Abstract: Deep learning is an exciting approach to modern artificial intelligence based on artificial neural networks. The goal of this talk is to provide a blueprint — using tools from physics — for theoretically analyzing deep neural networks of practical relevance. This task will encompass both understanding the statistics of initialized deep networks and determining the training dynamics of such an ensemble when learning from data.

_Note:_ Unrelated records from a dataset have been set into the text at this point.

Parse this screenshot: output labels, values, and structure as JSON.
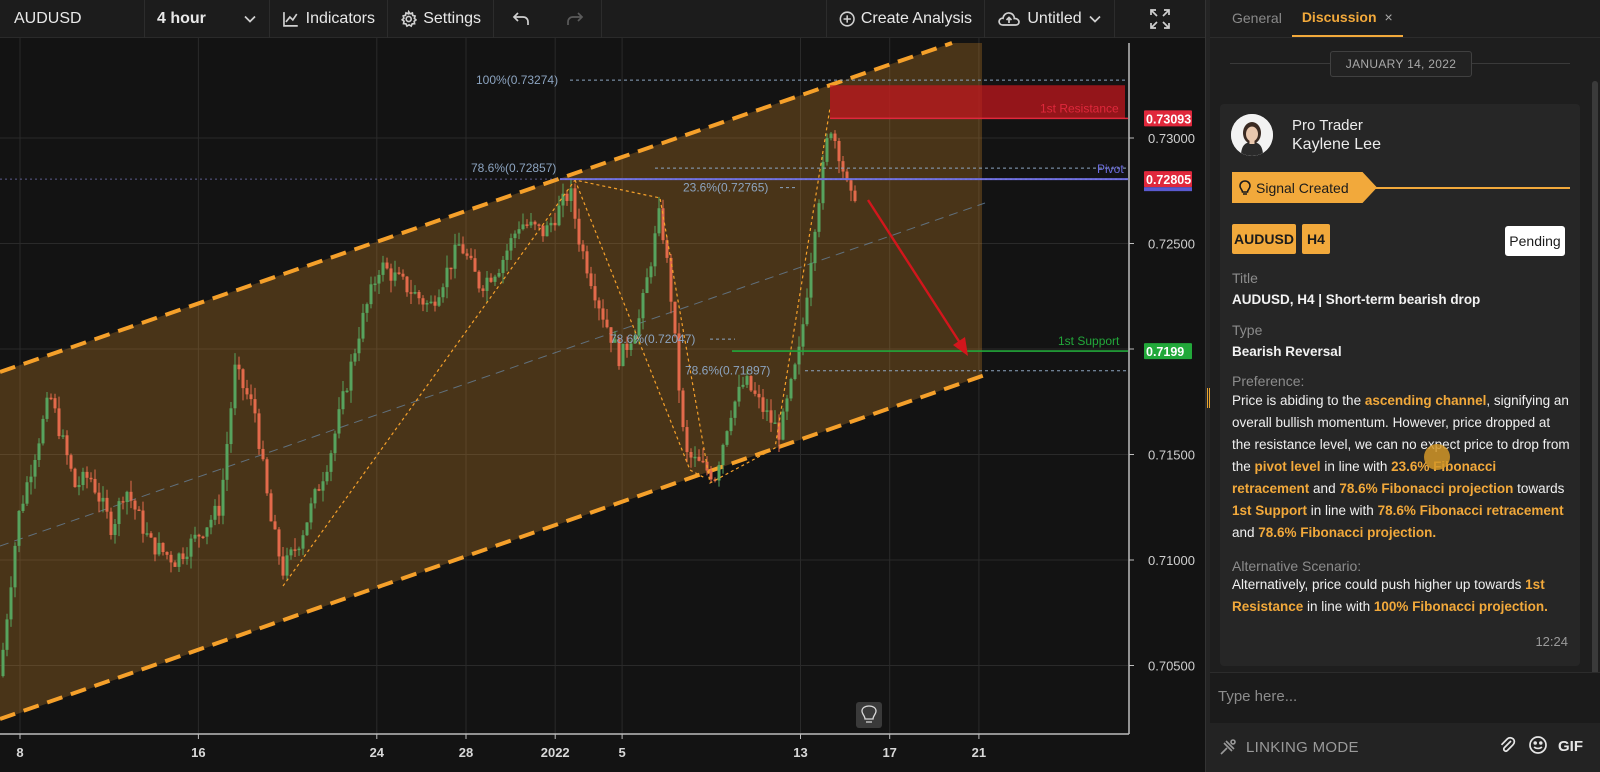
{
  "toolbar": {
    "symbol": "AUDUSD",
    "interval": "4 hour",
    "indicators_label": "Indicators",
    "settings_label": "Settings",
    "create_analysis_label": "Create Analysis",
    "layout_name": "Untitled"
  },
  "chart": {
    "price_labels": [
      {
        "price": 0.73,
        "text": "0.73000"
      },
      {
        "price": 0.725,
        "text": "0.72500"
      },
      {
        "price": 0.72,
        "text": "0.7200"
      },
      {
        "price": 0.715,
        "text": "0.71500"
      },
      {
        "price": 0.71,
        "text": "0.71000"
      },
      {
        "price": 0.705,
        "text": "0.70500"
      }
    ],
    "time_labels": [
      {
        "text": "8",
        "x": 0
      },
      {
        "text": "16",
        "x": 8
      },
      {
        "text": "24",
        "x": 16
      },
      {
        "text": "28",
        "x": 20
      },
      {
        "text": "2022",
        "x": 24
      },
      {
        "text": "5",
        "x": 27
      },
      {
        "text": "13",
        "x": 35
      },
      {
        "text": "17",
        "x": 39
      },
      {
        "text": "21",
        "x": 43
      }
    ],
    "badges": [
      {
        "price": 0.73093,
        "text": "0.73093",
        "color": "#e0283c"
      },
      {
        "price": 0.72805,
        "text": "0.72805",
        "color": "#e0283c"
      },
      {
        "price": 0.7199,
        "text": "0.7199",
        "color": "#22a83a"
      }
    ],
    "levels": {
      "resistance": {
        "price": 0.73093,
        "label": "1st Resistance",
        "color": "#e0283c"
      },
      "pivot": {
        "price": 0.72805,
        "label": "Pivot",
        "color": "#6d6de0"
      },
      "support": {
        "price": 0.7199,
        "label": "1st Support",
        "color": "#22a83a"
      }
    },
    "fib_labels": [
      {
        "text": "100%(0.73274)",
        "price": 0.73274
      },
      {
        "text": "78.6%(0.72857)",
        "price": 0.72857
      },
      {
        "text": "23.6%(0.72765)",
        "price": 0.72765
      },
      {
        "text": "78.6%(0.72047)",
        "price": 0.72047
      },
      {
        "text": "78.6%(0.71897)",
        "price": 0.71897
      }
    ],
    "colors": {
      "up": "#57a35e",
      "down": "#e36a4b",
      "channel": "#f5a02a",
      "fib": "#8ca4c0"
    }
  },
  "panel": {
    "tab_general": "General",
    "tab_discussion": "Discussion",
    "tab_close": "×",
    "date": "JANUARY 14, 2022",
    "author_role": "Pro Trader",
    "author_name": "Kaylene Lee",
    "signal_label": "Signal Created",
    "tag_symbol": "AUDUSD",
    "tag_interval": "H4",
    "status": "Pending",
    "title_label": "Title",
    "title_value": "AUDUSD, H4 | Short-term bearish drop",
    "type_label": "Type",
    "type_value": "Bearish Reversal",
    "preference_label": "Preference:",
    "preference": {
      "t1": "Price is abiding to the ",
      "h1": "ascending channel",
      "t2": ", signifying an overall bullish momentum. However, price dropped at the resistance level, we can no expect price to drop from the ",
      "h2": "pivot level",
      "t3": " in line  with ",
      "h3": "23.6% Fibonacci retracement",
      "t4": " and ",
      "h4": "78.6% Fibonacci projection",
      "t5": " towards ",
      "h5": "1st Support",
      "t6": " in line with ",
      "h6": "78.6% Fibonacci retracement",
      "t7": " and ",
      "h7": "78.6% Fibonacci projection."
    },
    "alternative_label": "Alternative Scenario:",
    "alternative": {
      "t1": "Alternatively, price could push higher up towards ",
      "h1": "1st Resistance",
      "t2": " in line with ",
      "h2": "100% Fibonacci projection."
    },
    "time": "12:24",
    "input_placeholder": "Type here...",
    "linking_mode": "LINKING MODE",
    "gif_label": "GIF"
  }
}
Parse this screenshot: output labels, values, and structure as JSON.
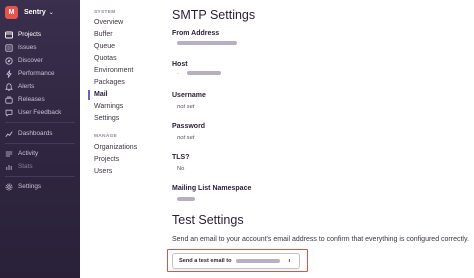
{
  "org": {
    "initial": "M",
    "name": "Sentry",
    "chevron": "⌄"
  },
  "sidebar": {
    "items": [
      {
        "label": "Projects",
        "icon": "projects-icon"
      },
      {
        "label": "Issues",
        "icon": "issues-icon"
      },
      {
        "label": "Discover",
        "icon": "discover-icon"
      },
      {
        "label": "Performance",
        "icon": "performance-icon"
      },
      {
        "label": "Alerts",
        "icon": "alerts-icon"
      },
      {
        "label": "Releases",
        "icon": "releases-icon"
      },
      {
        "label": "User Feedback",
        "icon": "user-feedback-icon"
      },
      {
        "label": "Dashboards",
        "icon": "dashboards-icon"
      },
      {
        "label": "Activity",
        "icon": "activity-icon"
      },
      {
        "label": "Stats",
        "icon": "stats-icon"
      },
      {
        "label": "Settings",
        "icon": "settings-icon"
      }
    ]
  },
  "subnav": {
    "system_heading": "SYSTEM",
    "system_links": [
      "Overview",
      "Buffer",
      "Queue",
      "Quotas",
      "Environment",
      "Packages",
      "Mail",
      "Warnings",
      "Settings"
    ],
    "manage_heading": "MANAGE",
    "manage_links": [
      "Organizations",
      "Projects",
      "Users"
    ]
  },
  "smtp": {
    "title": "SMTP Settings",
    "from_label": "From Address",
    "host_label": "Host",
    "host_value": "·",
    "username_label": "Username",
    "username_value": "not set",
    "password_label": "Password",
    "password_value": "not set",
    "tls_label": "TLS?",
    "tls_value": "No",
    "mailing_label": "Mailing List Namespace"
  },
  "test": {
    "title": "Test Settings",
    "description": "Send an email to your account's email address to confirm that everything is configured correctly.",
    "button_label": "Send a test email to",
    "button_suffix": "ı"
  },
  "colors": {
    "accent": "#6c5fc7",
    "highlight": "#e0513f",
    "sidebar": "#2f2540",
    "avatar": "#e2564d"
  }
}
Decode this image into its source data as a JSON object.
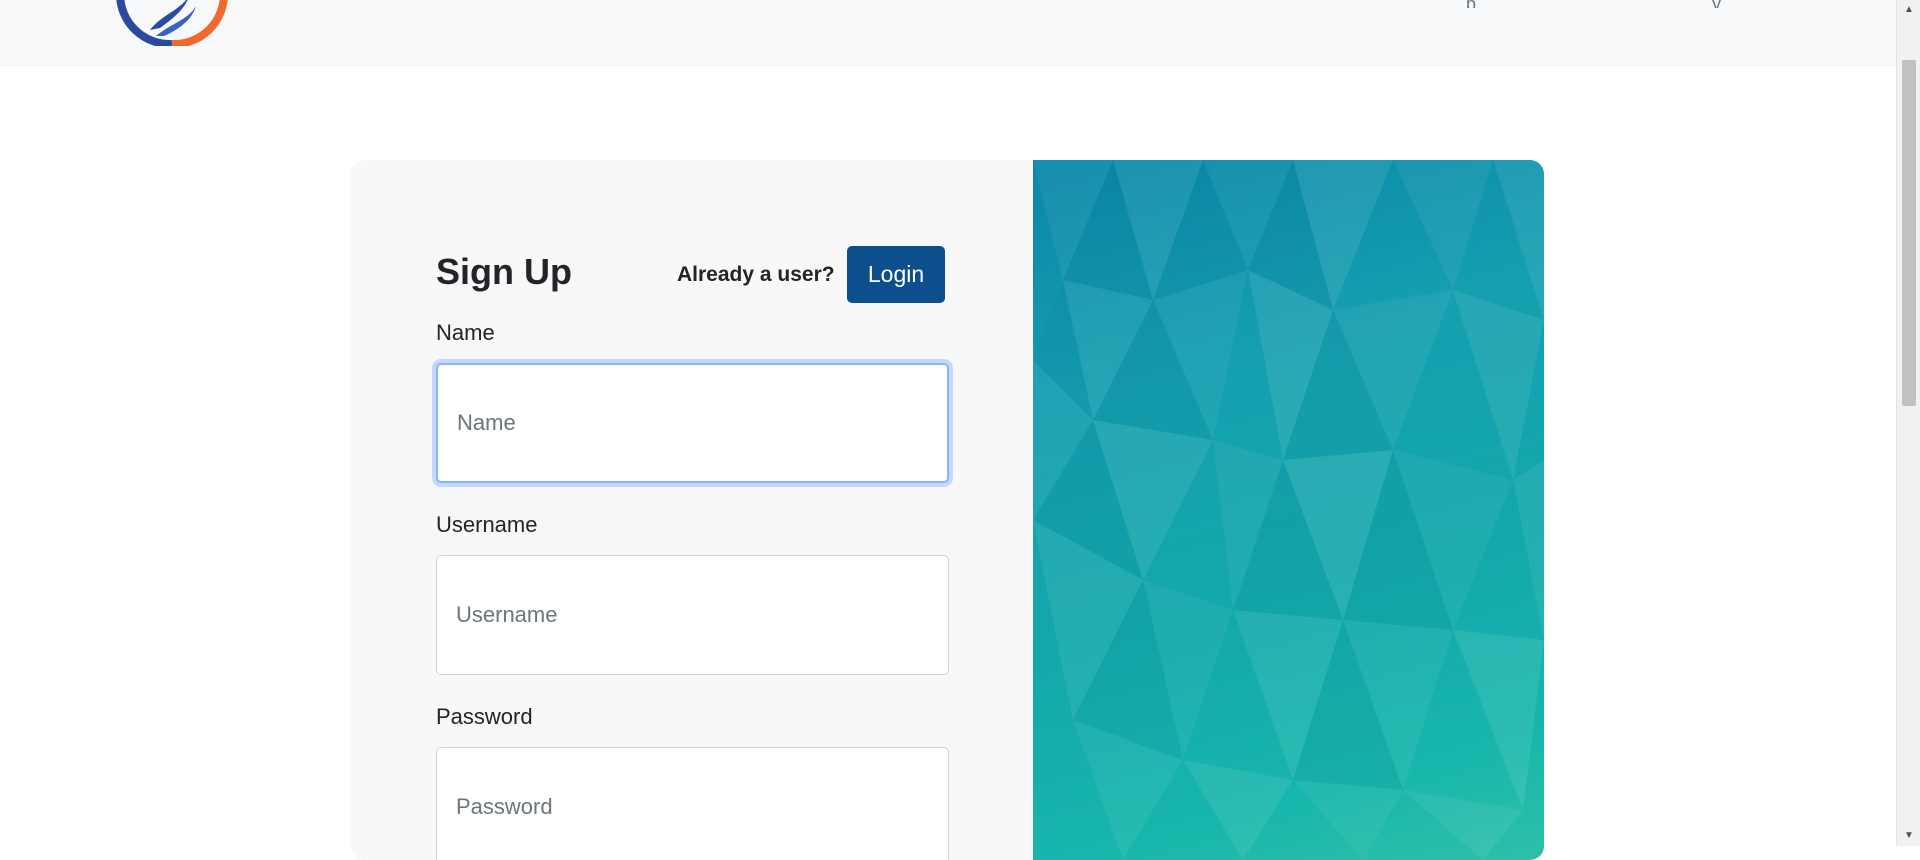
{
  "header": {
    "nav_fragments": [
      "p",
      "y"
    ]
  },
  "form": {
    "title": "Sign Up",
    "already_user_text": "Already a user?",
    "login_button": "Login",
    "fields": [
      {
        "label": "Name",
        "placeholder": "Name",
        "value": ""
      },
      {
        "label": "Username",
        "placeholder": "Username",
        "value": ""
      },
      {
        "label": "Password",
        "placeholder": "Password",
        "value": ""
      }
    ]
  },
  "colors": {
    "primary_button": "#0c4f8c",
    "navbar_bg": "#f8f9fa",
    "focus_ring": "#86b7fe",
    "art_gradient_start": "#0a87a8",
    "art_gradient_end": "#2ec0a8"
  },
  "icons": {
    "logo": "circular-brand-logo-icon",
    "scroll_up": "triangle-up-icon",
    "scroll_down": "triangle-down-icon"
  }
}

In terms of their “microscopic” definition, deep neural networks are a flexible set of functions built out of many basic computational blocks called neurons, with many neurons in parallel organized into sequential layers. Borrowing from the effective theory framework, we will develop a perturbative 1/n expansion around the limit of an infinite number of neurons per layer and systematically integrate out the parameters of the network. We will explain how the network simplifies at large width and how the propagation of signals from layer to layer can be understood in terms of a Wilsonian renormalization group flow. This will make manifest that deep networks have a tuning problem, analogous to criticality, that needs to be solved in order to make them useful. Ultimately we will find a “macroscopic” description for wide and deep networks in terms of weakly-interacting statistical models, with the strength of the interactions between the neurons growing with depth-to-width aspect ratio of the network. Time permitting, we will explain how the interactions induce representation learning.
This talk is based on a book, The Principles of Deep Learning Theory, co-authored with Sho Yaida and based on research also in collaboration with Boris Hanin. It will be published next year by Cambridge University Press.